NSW Agent General to the UK Stephen Cartwright gave evidence to an inquiry on Tuesday morning where he defended invoking Dominic Perrottet and other top politicians in salary negotiations with his bosses in the public service.

The inquiry also heard ex-trade minister Stuart Ayres was briefed on Cartwright’s wish to have rent money and school fees for his children added to his remuneration package and that Ayres raised no objections.

“It didn’t strike me as unusual because my view had always been that the salary packaging arrangements were set up wrongly in the first place,” Cartwright told the inquiry.

He said he began to look into the cost of living in London after he arrived and that he was “horrified” by what he discovered.

“I got over here and found out the outrageous rents that you have to pay here, the school fees, that are double anything that you would ever pay in Australia,” Cartwright said.

He said he sent a text to Ayres about the matter because he needed a “circuit breaker” in his negotiations over the package.

“I’m sitting here with time running out in terms of my temporary accommodation, my wife and children still in Sydney, me wondering whether I can actually afford to secure a family home and pay school fees [and it was] becoming pretty obvious we weren’t gonna be able to do that,” Cartwright said.

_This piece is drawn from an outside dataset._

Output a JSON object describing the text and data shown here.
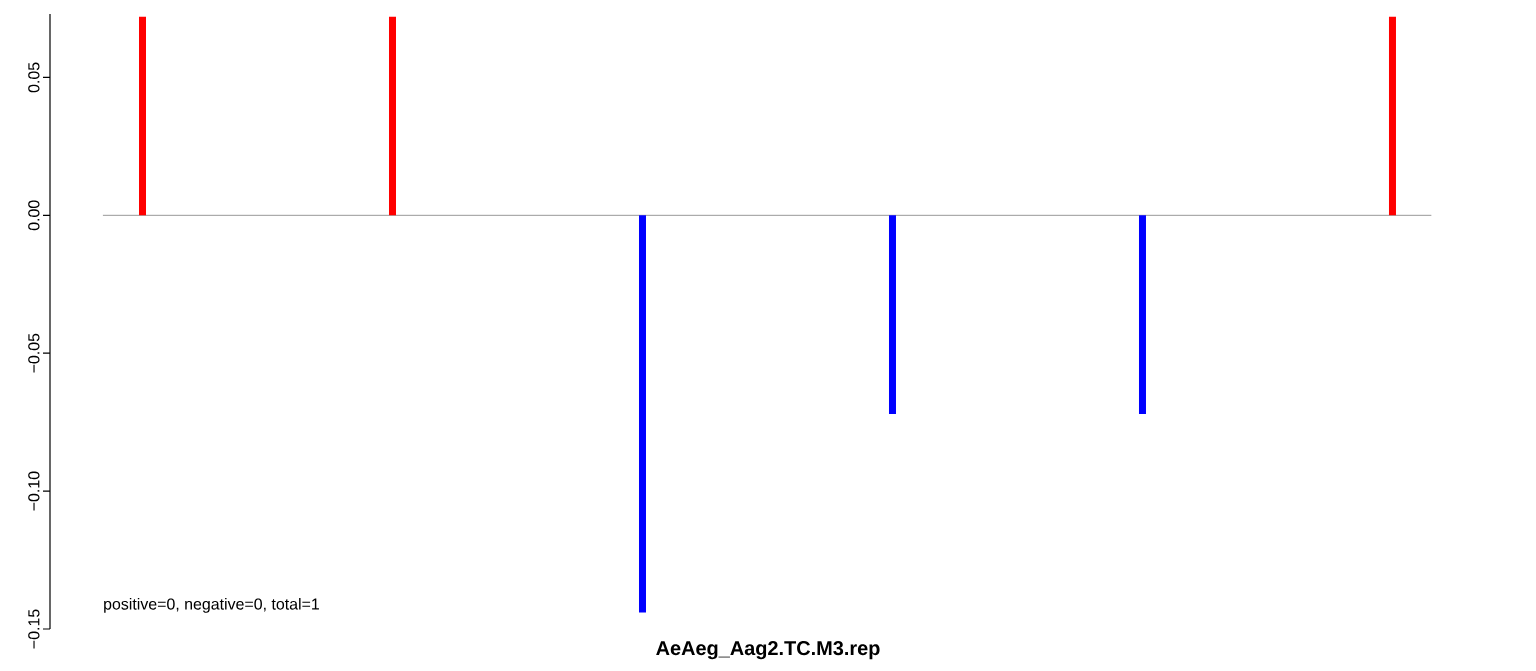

He said he didn’t realise it would be controversial to seek the minister’s help because he hadn’t worked in the public sector before.

“Should I have gone to the minister? You know, in hindsight, if I’d known it was going to cause such a storm, then probably I shouldn’t have,” he said.

He also denied he “name-dropped” Perrottet, who was treasurer when Cartwright began applying for the job and who is now premier.

Rather, Cartwright said, he was making a “suggestion” that someone above his public service boss’ paygrade could resolve the salary question.

“I think I was entitled to ask for it to be reviewed by somebody who could perhaps intervene to help me resolve the problem,” he said.

Perrottet’s chief of staff Bran Black will give evidence to the inquiry later in the afternoon.

The inquiry was launched earlier this year after questions emerged over the hiring of ex-deputy premier John Barilaro as the state’s trade envoy to the US.